Il y avait sept articles dans le traité de Nerchinsk. Le premier article établissait la frontière entre la Russie et l'empire Qing le long de la rivière Gorbitsa, l'affluent gauche de la rivière Shilka. De plus, la frontière longeait la crête de Stanovoy et les terres entre la rivière Uda et les montagnes au nord de l'Amour restaient jusqu'à présent indivisées. Le deuxième article établissait la frontière le long de la rivière Argoun - de l'embouchure au cours supérieur, les territoires russes restaient sur la rive gauche de l'Argun. Conformément au troisième article, les Russes ont été obligés de quitter et de détruire la forteresse d'Albazine. Dans un paragraphe supplémentaire spécial, il a été souligné que les deux parties ne devraient construire aucune structure dans la zone de l'ancien Albazin. Le quatrième article soulignait l'interdiction d'accepter des transfuges de part et d'autre. Conformément au cinquième article, le commerce entre les ressortissants russes et chinois et la libre circulation de toutes les personnes étaient autorisés avec des documents de voyage spéciaux. Le sixième article prévoyait l'expulsion et la punition pour vol ou meurtre des citoyens russes ou chinois qui franchissaient la frontière. Le septième article soulignait le droit de la partie mandchoue d'établir des frontières sur son territoire.

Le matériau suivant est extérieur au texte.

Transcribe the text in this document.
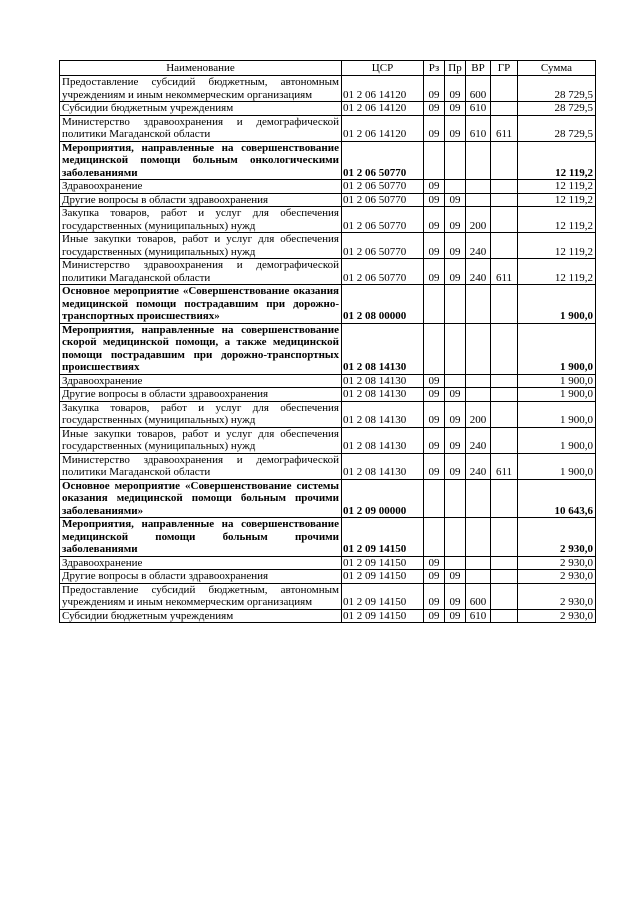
Наименование	ЦСР	Рз	Пр	ВР	ГР	Сумма
Предоставление субсидий бюджетным, автономным учреждениям и иным некоммерческим организациям	01 2 06 14120	09	09	600		28 729,5
Субсидии бюджетным учреждениям	01 2 06 14120	09	09	610		28 729,5
Министерство здравоохранения и демографической политики Магаданской области	01 2 06 14120	09	09	610	611	28 729,5
Мероприятия, направленные на совершенствование медицинской помощи больным онкологическими заболеваниями	01 2 06 50770					12 119,2
Здравоохранение	01 2 06 50770	09				12 119,2
Другие вопросы в области здравоохранения	01 2 06 50770	09	09			12 119,2
Закупка товаров, работ и услуг для обеспечения государственных (муниципальных) нужд	01 2 06 50770	09	09	200		12 119,2
Иные закупки товаров, работ и услуг для обеспечения государственных (муниципальных) нужд	01 2 06 50770	09	09	240		12 119,2
Министерство здравоохранения и демографической политики Магаданской области	01 2 06 50770	09	09	240	611	12 119,2
Основное мероприятие «Совершенствование оказания медицинской помощи пострадавшим при дорожно-транспортных происшествиях»	01 2 08 00000					1 900,0
Мероприятия, направленные на совершенствование скорой медицинской помощи, а также медицинской помощи пострадавшим при дорожно-транспортных происшествиях	01 2 08 14130					1 900,0
Здравоохранение	01 2 08 14130	09				1 900,0
Другие вопросы в области здравоохранения	01 2 08 14130	09	09			1 900,0
Закупка товаров, работ и услуг для обеспечения государственных (муниципальных) нужд	01 2 08 14130	09	09	200		1 900,0
Иные закупки товаров, работ и услуг для обеспечения государственных (муниципальных) нужд	01 2 08 14130	09	09	240		1 900,0
Министерство здравоохранения и демографической политики Магаданской области	01 2 08 14130	09	09	240	611	1 900,0
Основное мероприятие «Совершенствование системы оказания медицинской помощи больным прочими заболеваниями»	01 2 09 00000					10 643,6
Мероприятия, направленные на совершенствование медицинской помощи больным прочими заболеваниями	01 2 09 14150					2 930,0
Здравоохранение	01 2 09 14150	09				2 930,0
Другие вопросы в области здравоохранения	01 2 09 14150	09	09			2 930,0
Предоставление субсидий бюджетным, автономным учреждениям и иным некоммерческим организациям	01 2 09 14150	09	09	600		2 930,0
Субсидии бюджетным учреждениям	01 2 09 14150	09	09	610		2 930,0
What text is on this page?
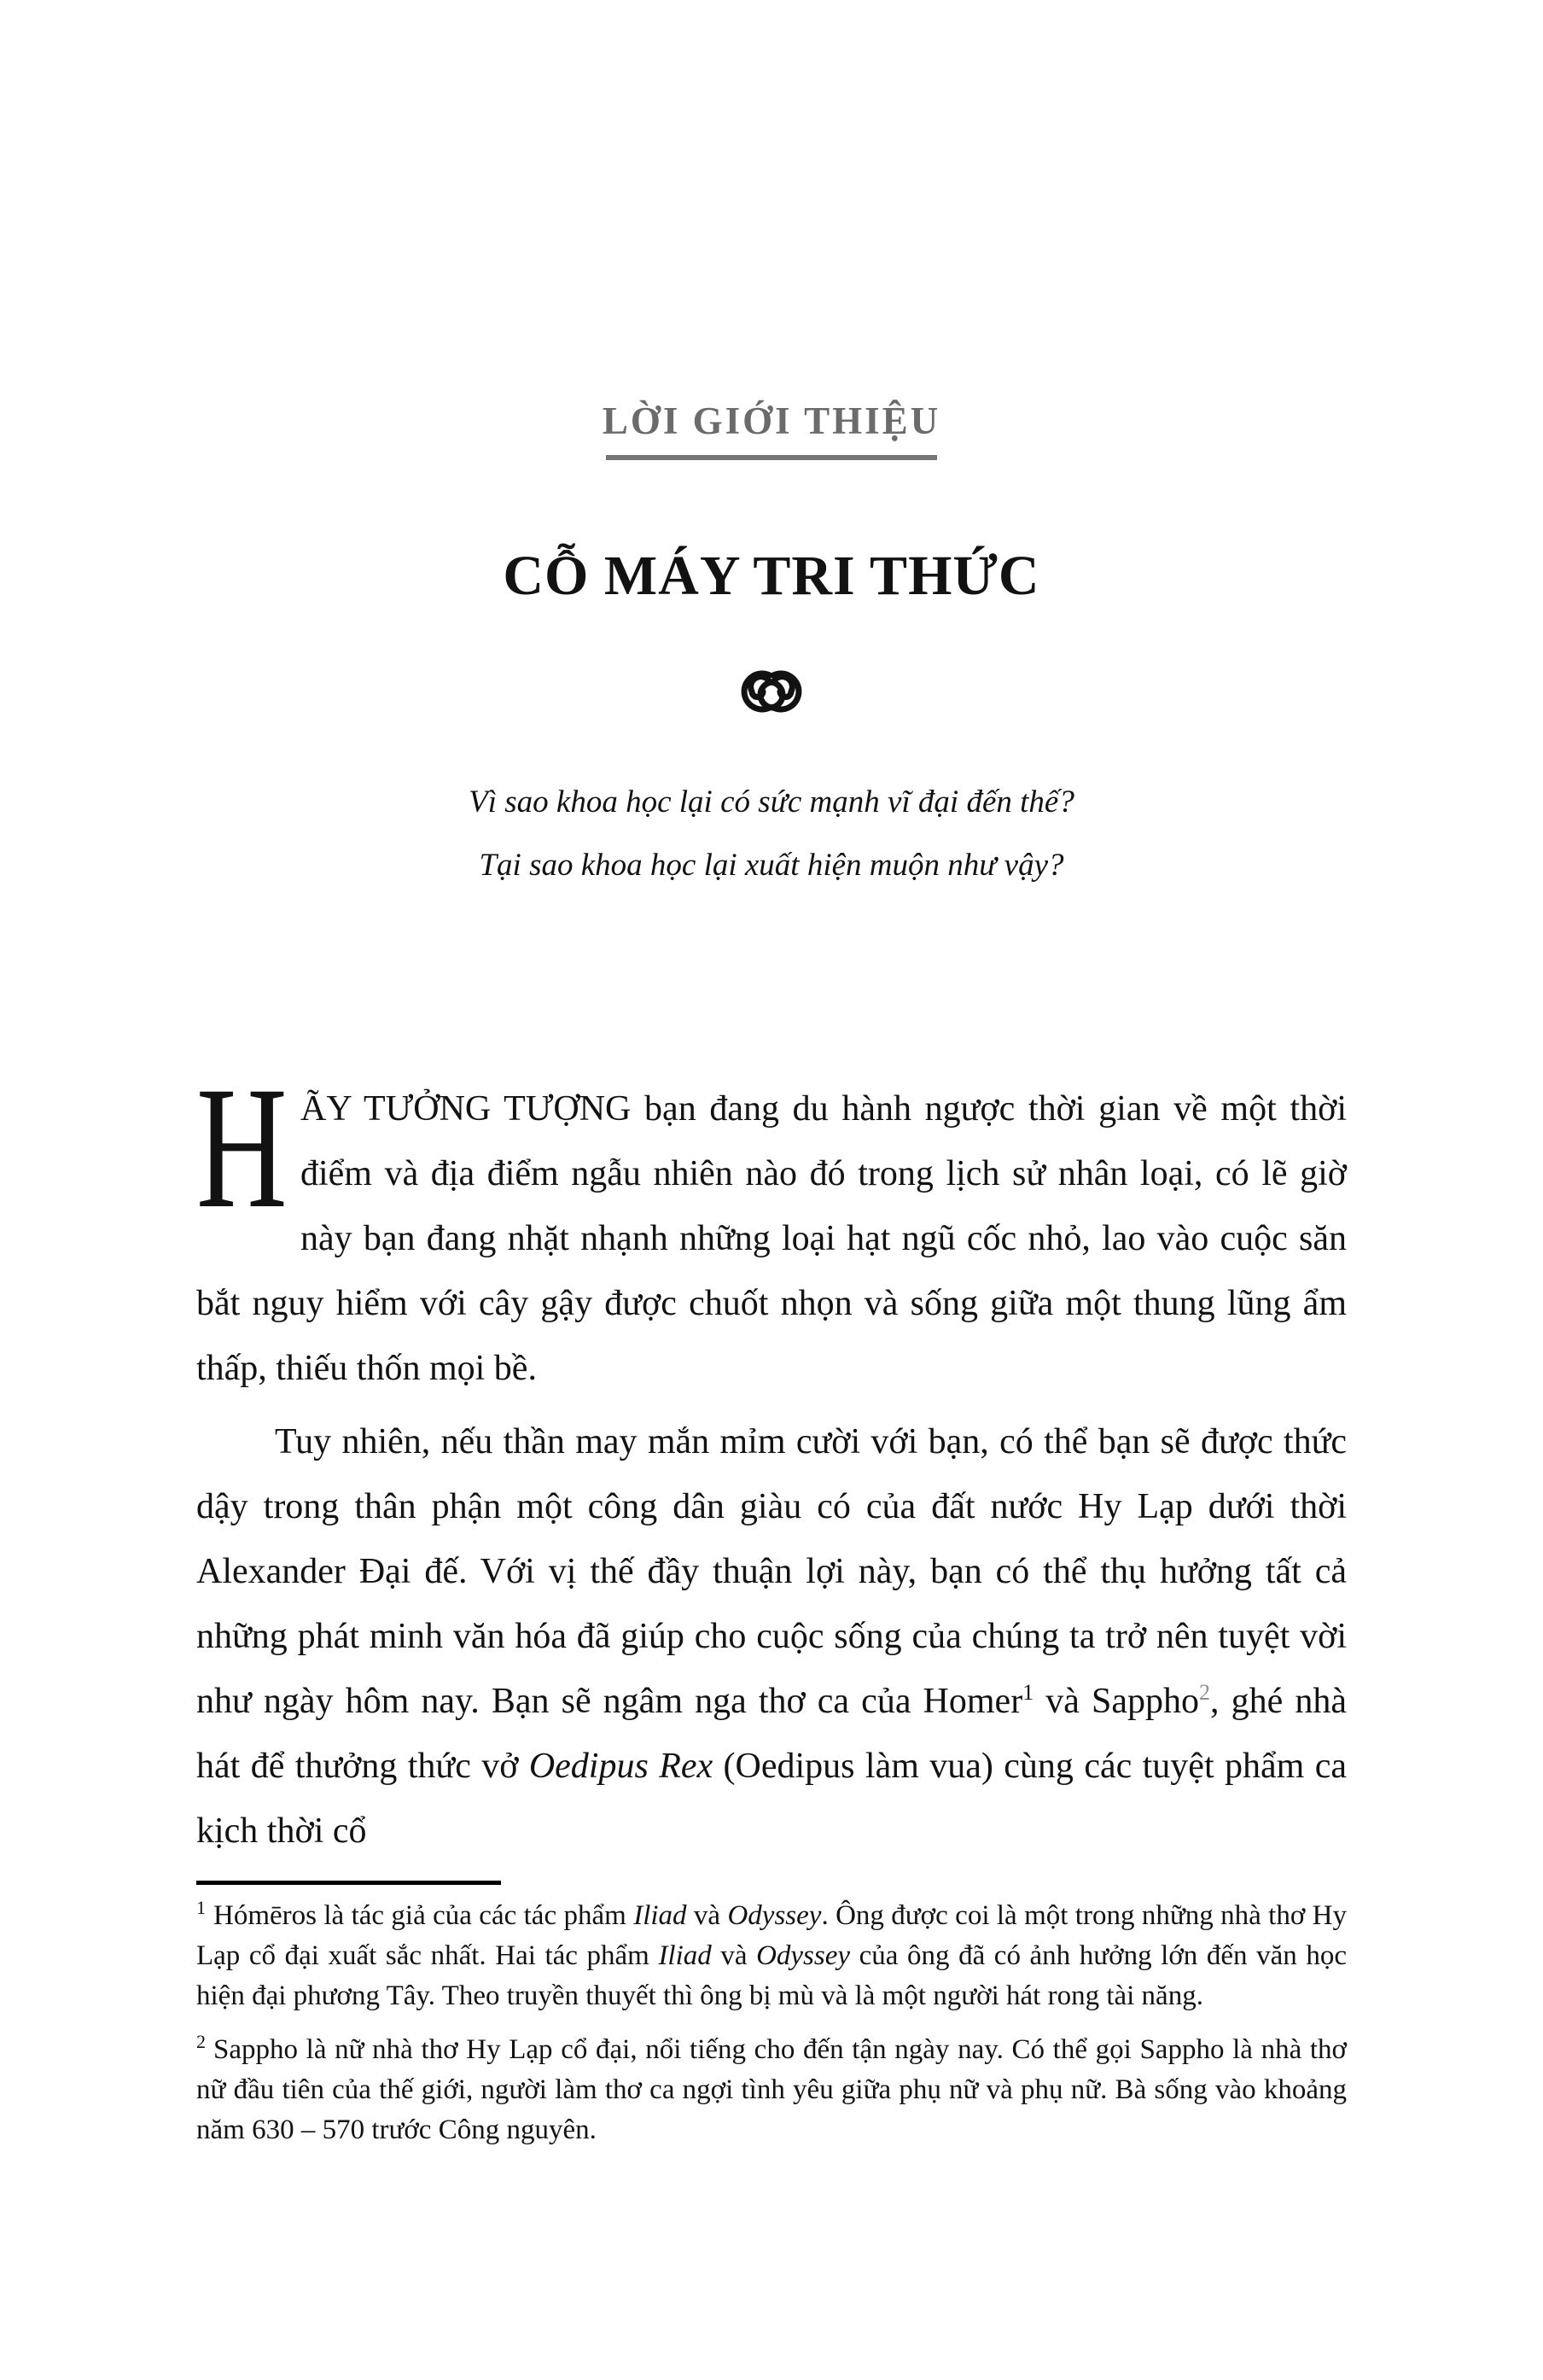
LỜI GIỚI THIỆU
CỖ MÁY TRI THỨC
Vì sao khoa học lại có sức mạnh vĩ đại đến thế?
Tại sao khoa học lại xuất hiện muộn như vậy?

HÃY TƯỞNG TƯỢNG bạn đang du hành ngược thời gian về một thời điểm và địa điểm ngẫu nhiên nào đó trong lịch sử nhân loại, có lẽ giờ này bạn đang nhặt nhạnh những loại hạt ngũ cốc nhỏ, lao vào cuộc săn bắt nguy hiểm với cây gậy được chuốt nhọn và sống giữa một thung lũng ẩm thấp, thiếu thốn mọi bề.

Tuy nhiên, nếu thần may mắn mỉm cười với bạn, có thể bạn sẽ được thức dậy trong thân phận một công dân giàu có của đất nước Hy Lạp dưới thời Alexander Đại đế. Với vị thế đầy thuận lợi này, bạn có thể thụ hưởng tất cả những phát minh văn hóa đã giúp cho cuộc sống của chúng ta trở nên tuyệt vời như ngày hôm nay. Bạn sẽ ngâm nga thơ ca của Homer$^1$ và Sappho$^2$, ghé nhà hát để thưởng thức vở Oedipus Rex (Oedipus làm vua) cùng các tuyệt phẩm ca kịch thời cổ

$^1$ Hómēros là tác giả của các tác phẩm Iliad và Odyssey. Ông được coi là một trong những nhà thơ Hy Lạp cổ đại xuất sắc nhất. Hai tác phẩm Iliad và Odyssey của ông đã có ảnh hưởng lớn đến văn học hiện đại phương Tây. Theo truyền thuyết thì ông bị mù và là một người hát rong tài năng.

$^2$ Sappho là nữ nhà thơ Hy Lạp cổ đại, nổi tiếng cho đến tận ngày nay. Có thể gọi Sappho là nhà thơ nữ đầu tiên của thế giới, người làm thơ ca ngợi tình yêu giữa phụ nữ và phụ nữ. Bà sống vào khoảng năm 630 – 570 trước Công nguyên.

Le traité de Nerchinsk est devenu le premier exemple de rationalisation des relations entre la Russie et la Chine. Par la suite, il y a eu une nouvelle délimitation des frontières des deux grands États, mais le traité conclu à Nerchinsk, peu importe comment s'y rapportent (et ses résultats sont encore évalués par les historiens russes et chinois de différentes manières - tous deux comme égaux pour les parties, et comme bénéfique exclusivement pour la partie chinoise), a jeté les bases de la coexistence pacifique de la Russie et de la Chine.